“I wouldn’t go so far as calling us the ‘voice of the people,’” Ayman Mohyeldin said. He would know: As correspondent for Al Jazeera English, Mohyeldin flew to Cairo from Tunisia on Jan. 26th, and guided international audiences through a month of demonstrations, upheaval and, eventually, revolution. For those watching, he became the voice of the revolution during countless hours of live coverage. At a packed event in Washington, D.C., he talked about his experience and Al Jazeera’s role.
“Al Jazeera was not the voice of the protesters, but the microphone to the voices of the protestors” he said. “Al Jazeera simply amplified the voices of the people that were yelling to be heard in the region.”
“News organizations have to provide context”
The network’s English coverage soared in popularity, with traffic to Al Jazeera’s English website increasing 25-fold. (The network isn’t carried by most satellite providers in the U.S., which is another story).
Meanwhile the role of news organizations is changing. “Information is so ubiqutous,” Mohyeldin said.
“It’s no longer the information that news organizations have to provide, it’s the context.”
Context helps form a narrative from singular events, connecting them with history and analysis. That doesn’t require flashy graphics: Many of the most iconic images, he said, were simply of a camera positioned on a balcony overlooking Cairo’s Tahrir Square. “The people felt protected by the cameras,” he said. Maybe one reason Egypt’s regime tried so hard to hinder Al Jazeera’s coverage.
In addition to their own cameramen and correspondents, a lot of footage Al Jazeera aired came from ordinary citizens using their cellphones to capture what they were seeing. Does this make Egypt’s regime overthrow a “Twitter revolution” or a “Facebook revolution”? (A question mainly asked in Western media outlets amazed that people in other parts of the world use technology, too). Mohyeldin settled this almost in passing:
“These were the first revoltions in the information age,” he said. They were “powered by information.”
“The fear factor had been broken,” he added.
Do we know the Libyan rebels?
Mohyeldin’s experience and Al Jazeera’s success also demonstrate the importance of regional knowledge. He slammed Western media and pundits for repeating the claim that rebels in Libya were unkown to the West, who is now supporting them with airstrikes to prevent civilian casulaties. In the debate about the intervention, it has often been claimed that “we don’t know who the rebels are.”
“We know exactly who they are,” Mohyeldin said. “They are Libyan people who don’t want to be ruled by Moammar Gadhafi. … If you speak to them, you know who they are.”
The road ahead
While Libyans are still fighting Gadhafi, Egyptians and Tunisians are faced with the question: What’s next?
“Right now we don’t know which way the region is going to go,” Mohyeldin said, “but there is a great sense of optimism.” The most difficult part, however, may be yet to come as Tunisians and Egyptians are working to shape the state of the future, after having abolished the one of the past.
“This is the part that’s gonna be harder for Egyptians, Tunisians and others,” he said.

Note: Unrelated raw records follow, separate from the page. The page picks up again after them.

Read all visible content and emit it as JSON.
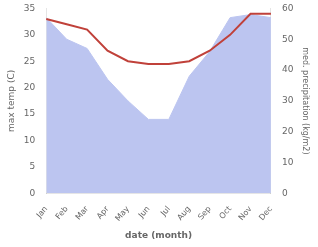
{
  "chart_data": {
    "type": "line",
    "xlabel": "date (month)",
    "ylabel": "max temp (C)",
    "y2label": "med. precipitation (kg/m2)",
    "categories": [
      "Jan",
      "Feb",
      "Mar",
      "Apr",
      "May",
      "Jun",
      "Jul",
      "Aug",
      "Sep",
      "Oct",
      "Nov",
      "Dec"
    ],
    "series": [
      {
        "type": "line",
        "color": "#c0413a",
        "values": [
          33,
          32,
          31,
          27,
          25,
          24.5,
          24.5,
          25,
          27,
          30,
          34,
          34
        ]
      },
      {
        "type": "area",
        "color": "#bcc5f0",
        "axis": "y2",
        "values": [
          57,
          50,
          47,
          37,
          30,
          24,
          24,
          38,
          46,
          57,
          58,
          57
        ]
      }
    ],
    "ylim": [
      0,
      35
    ],
    "yticks": [
      0,
      5,
      10,
      15,
      20,
      25,
      30,
      35
    ],
    "y2lim": [
      0,
      60
    ],
    "y2ticks": [
      0,
      10,
      20,
      30,
      40,
      50,
      60
    ],
    "grid": false
  }
}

After the images of huge crowds, both fighting and jubilant, this transition period will be much slower and more difficult to tell on television. But “it requires information and discourse,” Mohyeldin said, pointing to the debate about the recent referendum in Egypt as an example. People were struggling to set the pace of change: “Egypt takes two steps forward and one step back.”
One man can change a region
Mohyeldin described that while each country has its own distinct features, the uprisings sweeping the region are connected. He travelled to the Tunisian village of Sidi Bouzid, where a local man lit himself on fire, setting in motion the events that have so far toppled two regimes. “People in Sidi Bouzid hold their heads so high,” he said.
“Let it be told that the power of one man to change an entire region is what we are witnessing right now.”